Using Caitlin Snow/Killer Frost as an example due to her current appearances in “The Flash” airing on “The CW”, Gerry Conway compares how DC Comics handled such things under the tenure of Paul Levitz as publisher to how things are run now that DC Entertainment (DCE) has more firmly entrenched the comic book company with Warner Brothers since 2009. As Conway himself summarizes, DC Comics’ royalties program for creators was almost non existent until the 1970’s. It was at that point, when Richard Donner’s “Superman” was earning mega bucks in theaters making everyone believe a man could fly, yet the original creators of Superman (and their families) got virtually nothing for that. Shamed into action, “DC Comics established the first program to provide comic book creators with a share in the revenues generated by their creations in other media. This concept became known as ‘creator equity participation’ and it was a small but significant step toward compensating creators for their work beyond a simple page rate”. Without getting into exact figures, Conway explained that under Levitz’s tenure as editor, president, and publisher, creators got their royalties consistently without undue effort on their behalf.
With the creation of DC Entertainment six years ago, according to Conway, that has changed. He’s stated that DC Comics has ceased offering creator royalties to characters considered “derivative” of other characters; as an example, Conway was personally informed via letter by DCE by CEO Diane Nelson that he would no longer receive any royalties for co-creating Power Girl because she was considered “derivative” of Superman. This was despite a legal hearing in the 1940’s “when Siegel and Shuster sued National for the rights to Superboy. National (the company that preceded DC) argued that Superman was the original creation, which Siegel and Shuster sold to National, and that Superboy was just a ‘derivative’ creation. A court-appointed legal referee found that Superboy was in fact a unique creation and that National was guilty of copyright infringement. Sadly for Siegel and Shuster (and for creators everywhere), legal expenses forced the creators to sell National the rights to Superboy in a consent decree that obscured this fundamental finding. But the finding is pretty clear: Characters ‘derived’ from other characters are legally unique, and DC’s claim that ‘derivation’ deprives creators of any equity participation rights in those characters is nothing more than an immoral, unethical, deceitful and despicable money grab”. Conway continues to note how multiple versions of various characters, such as Killer Frost, are other tricks which DC Comics uses to try to gyp royalties from creators. “Nobody gets credit and creator equity participation for creating her. And that, my friends, is truly obnoxious and despicable,” Conway continues. In order to even attempt to regain these royalties, creators much also submit written requests for each and every character they created or co-created before the next appearance; in essence, meaning many older creators would have to go through the effort of narrowing down all their creations and sending letters for each one. Conway himself estimates that this would require request letters for “over five hundred characters” just for him alone.

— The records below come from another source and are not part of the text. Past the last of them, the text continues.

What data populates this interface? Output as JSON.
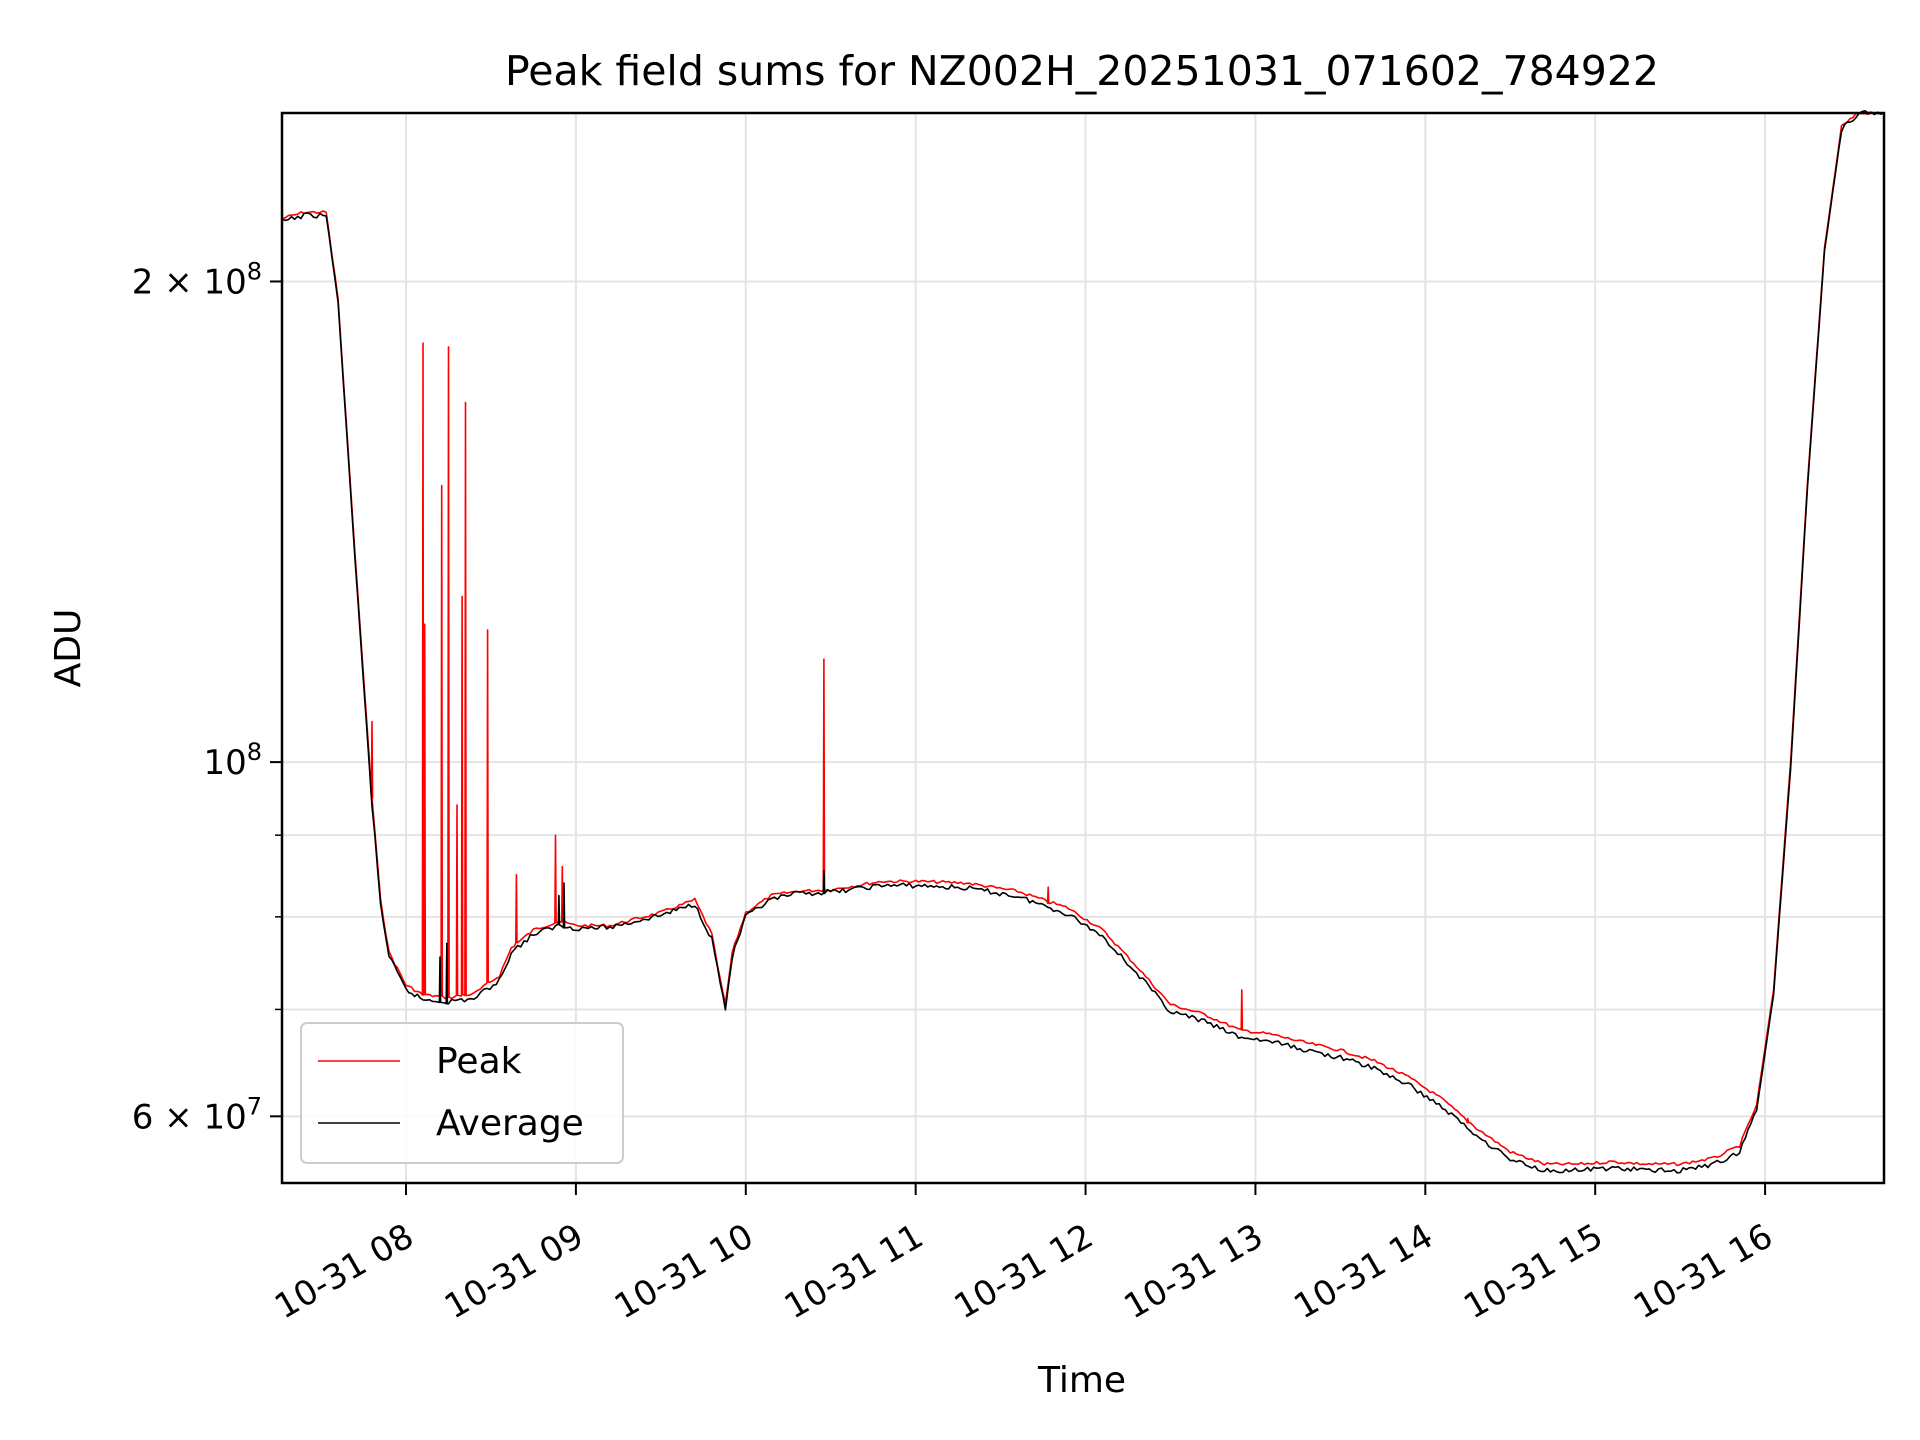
{
  "chart_data": {
    "type": "line",
    "title": "Peak field sums for NZ002H_20251031_071602_784922",
    "xlabel": "Time",
    "ylabel": "ADU",
    "x_unit": "hours since 10-31 00:00",
    "xlim": [
      7.27,
      16.7
    ],
    "ylim": [
      54500000,
      255000000
    ],
    "yscale": "log",
    "grid": true,
    "legend_position": "lower-left",
    "x_ticks": [
      {
        "value": 8,
        "label": "10-31 08"
      },
      {
        "value": 9,
        "label": "10-31 09"
      },
      {
        "value": 10,
        "label": "10-31 10"
      },
      {
        "value": 11,
        "label": "10-31 11"
      },
      {
        "value": 12,
        "label": "10-31 12"
      },
      {
        "value": 13,
        "label": "10-31 13"
      },
      {
        "value": 14,
        "label": "10-31 14"
      },
      {
        "value": 15,
        "label": "10-31 15"
      },
      {
        "value": 16,
        "label": "10-31 16"
      }
    ],
    "y_ticks": [
      {
        "value": 200000000,
        "base": "2 × 10",
        "exp": "8"
      },
      {
        "value": 100000000,
        "base": "10",
        "exp": "8"
      },
      {
        "value": 60000000,
        "base": "6 × 10",
        "exp": "7"
      }
    ],
    "y_minor_ticks": [
      70000000,
      80000000,
      90000000
    ],
    "series": [
      {
        "name": "Peak",
        "color": "#ff0000",
        "x": [
          7.27,
          7.4,
          7.53,
          7.6,
          7.7,
          7.8,
          7.85,
          7.9,
          8.0,
          8.1,
          8.25,
          8.4,
          8.55,
          8.62,
          8.75,
          8.9,
          9.0,
          9.2,
          9.5,
          9.7,
          9.8,
          9.85,
          9.88,
          9.92,
          10.0,
          10.15,
          10.3,
          10.5,
          10.8,
          11.0,
          11.3,
          11.6,
          11.9,
          12.1,
          12.3,
          12.5,
          12.7,
          12.9,
          13.1,
          13.3,
          13.5,
          13.7,
          13.9,
          14.1,
          14.3,
          14.5,
          14.7,
          14.9,
          15.1,
          15.3,
          15.5,
          15.7,
          15.85,
          15.95,
          16.05,
          16.15,
          16.25,
          16.35,
          16.45,
          16.55,
          16.7
        ],
        "y": [
          219000000,
          221000000,
          221000000,
          195000000,
          135000000,
          95000000,
          82000000,
          76000000,
          72500000,
          71500000,
          71200000,
          71600000,
          73500000,
          76500000,
          78500000,
          79500000,
          79000000,
          79000000,
          80500000,
          82000000,
          78000000,
          73000000,
          70500000,
          76000000,
          80500000,
          82500000,
          83000000,
          83200000,
          84200000,
          84200000,
          84000000,
          83000000,
          81000000,
          78500000,
          74500000,
          70500000,
          69500000,
          68000000,
          67500000,
          66700000,
          66000000,
          65000000,
          63500000,
          61500000,
          59000000,
          57000000,
          56000000,
          56000000,
          56200000,
          56000000,
          56000000,
          56500000,
          57500000,
          61000000,
          72000000,
          100000000,
          150000000,
          210000000,
          250000000,
          255000000,
          255000000
        ],
        "spikes": [
          {
            "x": 7.8,
            "y": 106000000
          },
          {
            "x": 8.1,
            "y": 183000000
          },
          {
            "x": 8.11,
            "y": 122000000
          },
          {
            "x": 8.21,
            "y": 149000000
          },
          {
            "x": 8.25,
            "y": 182000000
          },
          {
            "x": 8.3,
            "y": 94000000
          },
          {
            "x": 8.33,
            "y": 127000000
          },
          {
            "x": 8.35,
            "y": 168000000
          },
          {
            "x": 8.48,
            "y": 121000000
          },
          {
            "x": 8.65,
            "y": 85000000
          },
          {
            "x": 8.88,
            "y": 90000000
          },
          {
            "x": 8.92,
            "y": 86000000
          },
          {
            "x": 10.46,
            "y": 116000000
          },
          {
            "x": 11.78,
            "y": 83500000
          },
          {
            "x": 12.92,
            "y": 72000000
          },
          {
            "x": 14.25,
            "y": 59800000
          }
        ]
      },
      {
        "name": "Average",
        "color": "#000000",
        "x": [
          7.27,
          7.4,
          7.53,
          7.6,
          7.7,
          7.8,
          7.85,
          7.9,
          8.0,
          8.1,
          8.25,
          8.4,
          8.55,
          8.62,
          8.75,
          8.9,
          9.0,
          9.2,
          9.5,
          9.7,
          9.8,
          9.85,
          9.88,
          9.92,
          10.0,
          10.15,
          10.3,
          10.5,
          10.8,
          11.0,
          11.3,
          11.6,
          11.9,
          12.1,
          12.3,
          12.5,
          12.7,
          12.9,
          13.1,
          13.3,
          13.5,
          13.7,
          13.9,
          14.1,
          14.3,
          14.5,
          14.7,
          14.9,
          15.1,
          15.3,
          15.5,
          15.7,
          15.85,
          15.95,
          16.05,
          16.15,
          16.25,
          16.35,
          16.45,
          16.55,
          16.7
        ],
        "y": [
          218000000,
          220000000,
          220000000,
          194000000,
          134000000,
          94000000,
          81500000,
          75500000,
          72000000,
          71000000,
          70800000,
          71100000,
          73000000,
          76000000,
          78000000,
          79000000,
          78700000,
          78800000,
          80200000,
          81500000,
          77500000,
          72800000,
          70000000,
          75500000,
          80000000,
          82000000,
          82700000,
          82900000,
          83700000,
          83700000,
          83400000,
          82400000,
          80300000,
          77800000,
          73800000,
          69800000,
          68800000,
          67300000,
          66800000,
          66000000,
          65300000,
          64300000,
          62800000,
          60800000,
          58400000,
          56400000,
          55500000,
          55500000,
          55700000,
          55500000,
          55500000,
          56000000,
          57000000,
          60500000,
          71500000,
          99000000,
          149000000,
          209000000,
          249000000,
          255000000,
          255000000
        ],
        "spikes": [
          {
            "x": 8.2,
            "y": 75500000
          },
          {
            "x": 8.24,
            "y": 77000000
          },
          {
            "x": 8.9,
            "y": 82500000
          },
          {
            "x": 8.93,
            "y": 84000000
          },
          {
            "x": 10.46,
            "y": 85500000
          }
        ]
      }
    ]
  }
}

In a follow up post today (April 29), Conway insists that his current lecture against DC Comics (which employed him regularly from 1969-1985) isn’t entirely about money and more about principle. He reveals that his royalties for Killer Frost per appearance in another medium is roughly $47 (as well as thanking Bruce Timm and the Batman cartoons which sprang after him for putting Killer Croc, another character he co-created, out there). Newsarama reached out to DC Comics for comment, and the company declined. At any rate, it is an absolute shame that as Warner Brothers seeks to generate more cast with their DC superheroes that corporate games are being employed to cheat many of their most legendary (and now vulnerable) creators out of their share of the pie. Unfortunately, cheating creators out of royalties from blockbuster franchises they made seems to be a tale as old as time at both Marvel and DC Comics; which may also be why few creators seem willing to create new characters at either company, instead picking for owning their own creations with independent publishers. One hopes that a drastic change in finances hasn’t been the cause of why Conway has returned to monthly comic book work at Marvel, even if it may be one factor. At any rate, it is good on him to call out a mega publisher for their deplorable treatment of their creators, and hopefully it will lead to a public shaming which brings about change much as it did in the 1970’s.